Freeze-Thaw Cycles: How to Shatter a Molecule

In veterinary research and diagnostics, we often freeze serum or plasma to batch samples for later testing. For chemistry (like cortisol or insulin), this is usually fine.

For cfDNA, specifically for Fragmentomics, it is a disaster.

The Physics of Freezing

When plasma freezes, the water content crystallizes. As water turns to ice, it expands. These ice crystals act like microscopic blades.

DNA is a long, strand-like molecule. While cfDNA is already fragmented (mostly ~167 bp), there are longer fragments present (dinucleosomes ~300 bp, or longer necrotic strands).
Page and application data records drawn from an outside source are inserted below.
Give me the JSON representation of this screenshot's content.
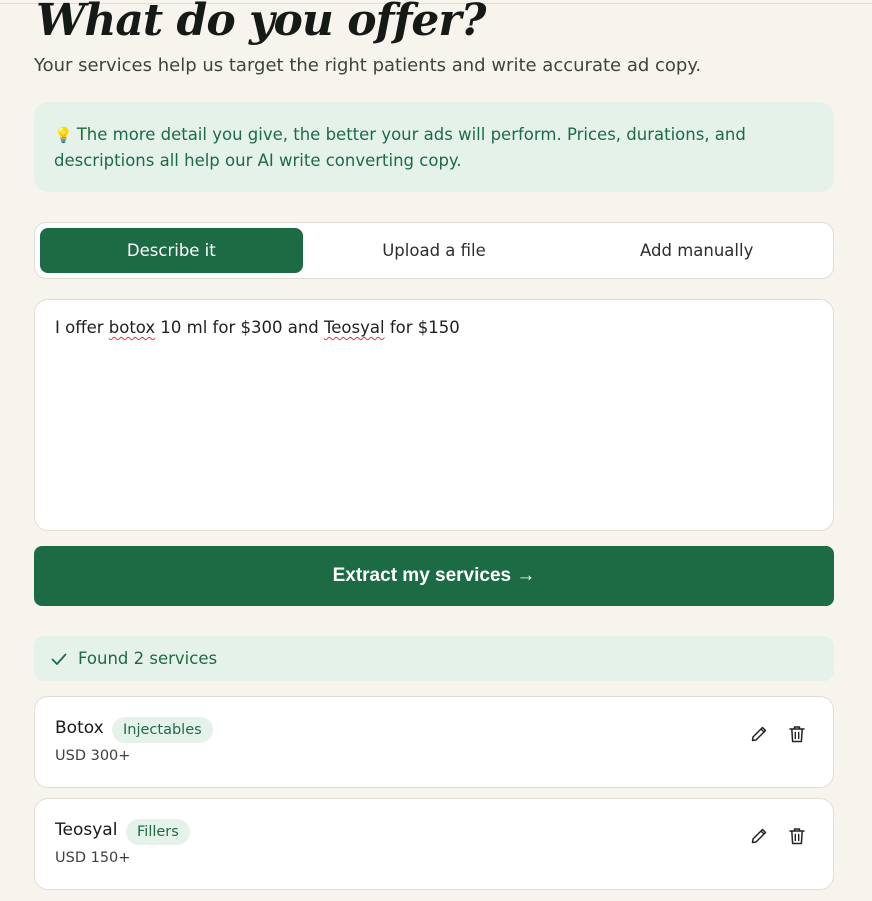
{
  "header": {
    "title": "What do you offer?",
    "subtitle": "Your services help us target the right patients and write accurate ad copy."
  },
  "tip": {
    "icon": "lightbulb-icon",
    "line1": "The more detail you give, the better your ads will perform. Prices, durations, and",
    "line2": "descriptions all help our AI write converting copy."
  },
  "tabs": [
    {
      "label": "Describe it",
      "active": true
    },
    {
      "label": "Upload a file",
      "active": false
    },
    {
      "label": "Add manually",
      "active": false
    }
  ],
  "description": {
    "part1": "I offer ",
    "word_botox": "botox",
    "part2": " 10 ml for $300 and ",
    "word_teosyal": "Teosyal",
    "part3": " for $150"
  },
  "extract_button": {
    "label": "Extract my services →"
  },
  "results": {
    "found_label": "Found 2 services"
  },
  "services": [
    {
      "name": "Botox",
      "category": "Injectables",
      "price": "USD 300+"
    },
    {
      "name": "Teosyal",
      "category": "Fillers",
      "price": "USD 150+"
    }
  ],
  "colors": {
    "brand": "#1c6b44",
    "tint": "#e5f2ea",
    "background": "#f7f4ee"
  }
}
Each freeze-thaw cycle shears these strands.

The Impact on Diagnostics

1. Fragmentation Analysis: Advanced cancer tests use the "DNA Integrity Index" (DII)—the ratio of long to short DNA. Cancer often creates short DNA.
* If you freeze-thaw a healthy sample 3 times, you artificially shear the long DNA into short pieces.
Result:* The healthy sample now "looks" like cancer (False Positive for fragmentation).

2. Cell Lysis (The bigger problem): Even in "cell-free" plasma, there are often a few residual platelets or micro-debris left (especially if you didn't do a double-spin).
* Freezing bursts these residual structures instantly.
Result:* A spike in total DNA concentration upon thawing.

The "One Thaw" Rule

Best practice for cfDNA is "One Freeze, One Thaw."

1. Process plasma.
2. Freeze at -80°C.
3. Thaw only when ready to run the assay.

What if you need to run it twice?
Aliquot! Before freezing the first time, split the plasma into three small 0.5 mL cryovials. Freeze them all. If you need to re-test, grab a fresh vial. Never put a thawed tube back in the freezer.